Building social skills

From that first study, Holmbeck found that children with spina bifida often have difficulty making new friends. That led to his second study, which started in 2006 and focuses primarily on peer relationships.

“For many of these kids, it can be extremely difficult to develop friendships,” he said. “A lot of them walk with crutches or use a wheelchair, and there’s a stigma involved with that, especially around other adolescents.”

How does Holmbeck and his team approach this challenge?

“We try to help parents get their children out with other kids as much as possible at a young age so their children can develop social skills,” he said. “It’s kind of a vicious cycle. If they don’t develop social skills, then when they enter a peer group, they are more likely to get rejected. In turn, if they are not in a peer group, they don’t have as many opportunities to develop their social skills—and the cycle continues.”

A few years ago, Holmbeck began a third research project focused on spina bifida.
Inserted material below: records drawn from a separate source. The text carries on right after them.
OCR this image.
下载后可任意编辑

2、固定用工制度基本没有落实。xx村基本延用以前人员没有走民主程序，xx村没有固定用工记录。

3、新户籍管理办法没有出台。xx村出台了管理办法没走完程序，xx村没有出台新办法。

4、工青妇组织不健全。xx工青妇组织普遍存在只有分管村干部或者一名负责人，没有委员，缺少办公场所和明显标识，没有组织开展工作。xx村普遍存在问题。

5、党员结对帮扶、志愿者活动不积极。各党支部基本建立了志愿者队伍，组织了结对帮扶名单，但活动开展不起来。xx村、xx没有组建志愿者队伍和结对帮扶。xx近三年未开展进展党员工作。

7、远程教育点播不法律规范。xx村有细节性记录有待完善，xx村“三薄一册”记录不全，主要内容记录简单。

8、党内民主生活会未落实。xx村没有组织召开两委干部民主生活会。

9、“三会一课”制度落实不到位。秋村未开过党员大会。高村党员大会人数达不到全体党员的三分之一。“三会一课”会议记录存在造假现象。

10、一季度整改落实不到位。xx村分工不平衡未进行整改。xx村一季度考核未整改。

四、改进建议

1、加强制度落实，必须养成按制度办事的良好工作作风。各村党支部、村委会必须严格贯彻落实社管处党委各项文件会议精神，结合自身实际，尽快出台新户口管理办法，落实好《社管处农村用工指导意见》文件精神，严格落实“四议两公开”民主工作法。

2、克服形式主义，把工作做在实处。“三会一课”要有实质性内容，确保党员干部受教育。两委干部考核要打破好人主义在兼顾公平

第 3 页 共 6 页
This one takes place at Camp Independence, a summer getaway in northern Illinois specially designed to help people with spina bifida develop their social skills and become more self-sufficient.

So far, the results from the camp have been promising.

After attending a weeklong session, the campers said they improved on their self-care and social goals, which Holmbeck and his team hope will lead to increased independence down the road.

“We want to keep these children and young adults from becoming marginalized,” Holmbeck said, “and we believe there’s a lot of hope for them to eventually go on to college and get jobs if they become more independent.”

Making a real difference

When he’s not conducting his spina bifida research, Holmbeck is busy teaching courses at Loyola. His classes this year include statistics and research methods.

And if that weren’t enough, Holmbeck also mentors graduate students as the director of Loyola’s PhD program in clinical psychology and serves as editor of the Journal of Pediatric Psychology. This year, he received the University’s Hayes Award for Advising and Mentoring for his efforts.

“I love working with graduate students,” Holmbeck said. “It’s so fun watching them develop and seeing them publish their own work. I absolutely love it.”

Over the years, Holmbeck has received more than $3 million from various agencies and organizations to conduct his spina bifida research. Although the money is certainly helpful—“It allows me to hire research assistants, which is very important,” Holmbeck said—it’s not the driving force behind his work.

“We knew very little about these children when I started my research 20 years ago, and I feel like we now understand them a lot better,” Holmbeck said. “Their mental health concerns are now on everybody’s radar, and that’s a huge improvement over where we were.

“We’ve learned a lot about what their problems and issues are, what we can do to help them, and more importantly, what they’re capable of.”